Services and other grew by 28% due to the growth of membership and subscription programs.

The company experienced inflationary pressures due to increased transport, logistics and labor costs, reducing its gross margin to 41.2%, which is 177 basis points. But management said that ‘on a consistent basis, the shift in gross margin was mainly driven by the excessive power of consumables’, which affects its product offering.

Free cash flow was $ 124 million, an 18% increase over the previous year, and its net leverage rate fell 19%, from 3.2x to 2.6x.

Looking ahead, management led the fourth quarter slightly higher than the third quarter after major measurements, although gross margins are expected to be consistent due to the aforementioned business power of consumables affecting product offering.

In terms of valuation, the market values ​​WOOF at significantly lower valuation multiples than Chewy. In terms of revenue growth, this valuation difference seems valid as WOOF grows more slowly.

The main risk for the company’s prospects is the continuation of the inflationary environment for stocks and the labor force, although in recent months there have been signs of a larger movement of unemployed jobseekers.

While management says it has been able to withstand price increases because of its focus on higher-end customers, I wonder if it will continue to be so as long as inflation persists.

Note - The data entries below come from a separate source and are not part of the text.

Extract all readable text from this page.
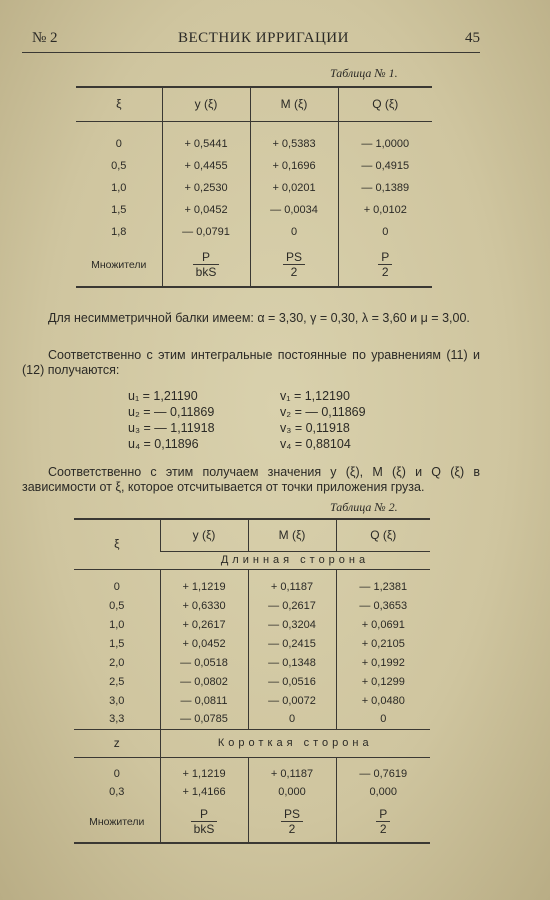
№ 2	ВЕСТНИК ИРРИГАЦИИ	45
Таблица № 1.
ξ	y (ξ)	M (ξ)	Q (ξ)

0	+ 0,5441	+ 0,5383	— 1,0000
0,5	+ 0,4455	+ 0,1696	— 0,4915
1,0	+ 0,2530	+ 0,0201	— 0,1389
1,5	+ 0,0452	— 0,0034	+ 0,0102
1,8	— 0,0791	0	0
Множители	$\frac{P}{\text{bkS}}$	$\frac{PS}{2}$	$\frac{P}{2}$
Для несимметричной балки имеем: α = 3,30, γ = 0,30, λ = 3,60 и μ = 3,00.
Соответственно с этим интегральные постоянные по уравнениям (11) и (12) получаются:
u₁ = 1,21190	v₁ = 1,12190
u₂ = — 0,11869	v₂ = — 0,11869
u₃ = — 1,11918	v₃ = 0,11918
u₄ = 0,11896	v₄ = 0,88104
Соответственно с этим получаем значения y (ξ), M (ξ) и Q (ξ) в зависимости от ξ, которое отсчитывается от точки приложения груза.
Таблица № 2.
ξ	y (ξ)	M (ξ)	Q (ξ)
	Длинная сторона		

0	+ 1,1219	+ 0,1187	— 1,2381
0,5	+ 0,6330	— 0,2617	— 0,3653
1,0	+ 0,2617	— 0,3204	+ 0,0691
1,5	+ 0,0452	— 0,2415	+ 0,2105
2,0	— 0,0518	— 0,1348	+ 0,1992
2,5	— 0,0802	— 0,0516	+ 0,1299
3,0	— 0,0811	— 0,0072	+ 0,0480
3,3	— 0,0785	0	0
z	Короткая сторона		

0	+ 1,1219	+ 0,1187	— 0,7619
0,3	+ 1,4166	0,000	0,000
Множители	$\frac{P}{\text{bkS}}$	$\frac{PS}{2}$	$\frac{P}{2}$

Another risk is increased sales of consumables, which lowers margins compared to other products.

The company says increasing consumables is a strategic advantage as it creates a higher lifetime value for the customer [LTV] compared to other stocks alone.

Although I like Petco’s all-channel performance, I still think the company may be on the slow-growing side of the debate just about the web compared to multi-channel.

Until the company can achieve significant volume and growth in retail store activities alone, for example through its veterinary / health / care initiatives, WOOF seems to be stuck in a paradigm of slower growth compared to competitors only online.

For Petca, I am on hold until he shows a higher path of growth.